Anästhesiol Intensivmed Notfallmed Schmerzther 2016; 51(09): 574-581
DOI: 10.1055/s-0041-109828
Fachwissen: Topthema
Anästhesiologie / Intensivmedizin
© Georg Thieme Verlag Stuttgart · New York

Organersatzverfahren - Lungenersatzverfahren

Respiratory and extracorporeal lung support
Christopher Lotz
1   Klinik und Poliklinik für Anästhesiologie, Universitätsklinikum Würzburg
,
Norbert Roewer
1   Klinik und Poliklinik für Anästhesiologie, Universitätsklinikum Würzburg
,
Ralf M Muellenbach
1   Klinik und Poliklinik für Anästhesiologie, Universitätsklinikum Würzburg
› Institutsangaben
Weitere Informationen

Publikationsverlauf

Publikationsdatum:
15. September 2016 (online)

Preview

Zusammenfassung

Die lungenprotektive Beatmung gilt als Standardtherapie zur Sicherstellung des Gasaustauschs bei Patienten im akuten Lungenversagen. Eine Replikation der physiologischen Atmung und Herstellung eines optimalen Ventilations-/Perfusionsverhältnisses ist aufgrund einer passiven Zwerchfellbewegung mit der Präferenz nicht-abhängiger Lungenabschnitte jedoch nicht möglich. Zugleich besteht die Gefahr einer iatrogenen Schädigung der Lungen durch die mechanische Beatmung, der sog. „ventilatorassoziierten oder -induzierten Lungenschädigung“ (VILI).

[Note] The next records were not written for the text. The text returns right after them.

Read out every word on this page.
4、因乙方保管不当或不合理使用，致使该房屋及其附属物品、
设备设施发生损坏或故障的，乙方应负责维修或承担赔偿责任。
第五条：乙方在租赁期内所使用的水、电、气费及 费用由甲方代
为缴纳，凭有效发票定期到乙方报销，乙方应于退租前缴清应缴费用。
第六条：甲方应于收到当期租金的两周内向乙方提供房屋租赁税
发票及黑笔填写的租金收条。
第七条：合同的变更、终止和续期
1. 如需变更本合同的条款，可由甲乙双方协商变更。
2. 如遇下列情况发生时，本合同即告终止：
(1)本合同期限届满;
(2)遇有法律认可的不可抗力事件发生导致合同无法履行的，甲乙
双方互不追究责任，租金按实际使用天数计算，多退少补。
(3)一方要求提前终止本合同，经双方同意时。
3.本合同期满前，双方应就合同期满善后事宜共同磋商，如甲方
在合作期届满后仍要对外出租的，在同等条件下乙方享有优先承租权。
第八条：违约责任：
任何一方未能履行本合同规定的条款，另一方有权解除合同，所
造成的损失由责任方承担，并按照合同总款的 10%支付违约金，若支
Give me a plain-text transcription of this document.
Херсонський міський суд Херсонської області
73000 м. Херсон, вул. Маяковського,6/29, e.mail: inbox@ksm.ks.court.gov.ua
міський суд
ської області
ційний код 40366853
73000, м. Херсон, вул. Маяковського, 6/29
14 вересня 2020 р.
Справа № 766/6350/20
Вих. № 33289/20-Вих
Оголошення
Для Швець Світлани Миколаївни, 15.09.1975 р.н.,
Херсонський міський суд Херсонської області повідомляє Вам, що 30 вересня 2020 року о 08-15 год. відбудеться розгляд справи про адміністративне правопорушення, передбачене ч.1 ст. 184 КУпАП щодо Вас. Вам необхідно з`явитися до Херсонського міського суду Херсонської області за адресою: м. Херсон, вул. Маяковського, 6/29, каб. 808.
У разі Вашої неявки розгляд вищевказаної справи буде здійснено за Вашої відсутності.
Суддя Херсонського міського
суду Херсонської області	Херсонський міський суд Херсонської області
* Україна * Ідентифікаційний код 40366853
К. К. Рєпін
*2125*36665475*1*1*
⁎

Ist die Sicherstellung eines suffizienten Gasaustauschs trotz invasiver mechanischer Beatmung nicht mehr möglich bzw. nur unter Inkaufnahme sehr hoher Tidalvolumina oder Beatmungsdrücke, sollte an den Einsatz eines extrakorporalen Lungenersatzverfahren gedacht werden. Die veno-venöse extrakorporale Membranoxygenierung (vvECMO) erlaubt eine nahezu vollständige Übernahme der Lungenfunktion und scheint bei gleichzeitiger Behandlung in einem ARDS-Zentrum das Outcome von Patienten mit schwerem ARDS zu verbessern.

Abstract

Mechanical ventilation is the most commonly used form of respiratory support to restore or maintain adequate gas exchange. However, mechanical ventilation does not provide a physiological form of breathing. Neither does it provide an optimal ventilation / perfusion ratio due to passive movement of the diagphragm favoring the non-dependent parts of the lung. Furthermore, patients are in danger of ventilator-associated/induced lung injury (VALI/VILI). Hence, lung protective ventilation is mandatory in patients with an acute respiratory distress syndrome (ARDS) and should likewise be used in the operating room. Extracorporeal pulmonary support is required in case mechanical ventilation is unable to secure sufficient gas exchange or VILI is imminent. Venovenous extracorporeal membrane oxygenation (vvECMO) acts as lung replacement therapy and may improve survival along with treatment in an ARDS-center.

Kernaussagen

  • Ein akutes Lungenversagen (acute respiratory distress syndrome, ARDS) ist mit einer hohen Letalität vergesellschaftet, wobei sich das klinische Bild im Median 2 Tage nach Erstvorstellung im Krankenhaus entwickelt. Aktuelle Forschungsbemühungen zielen daher zunehmend auf die Prävention des ARDS ab.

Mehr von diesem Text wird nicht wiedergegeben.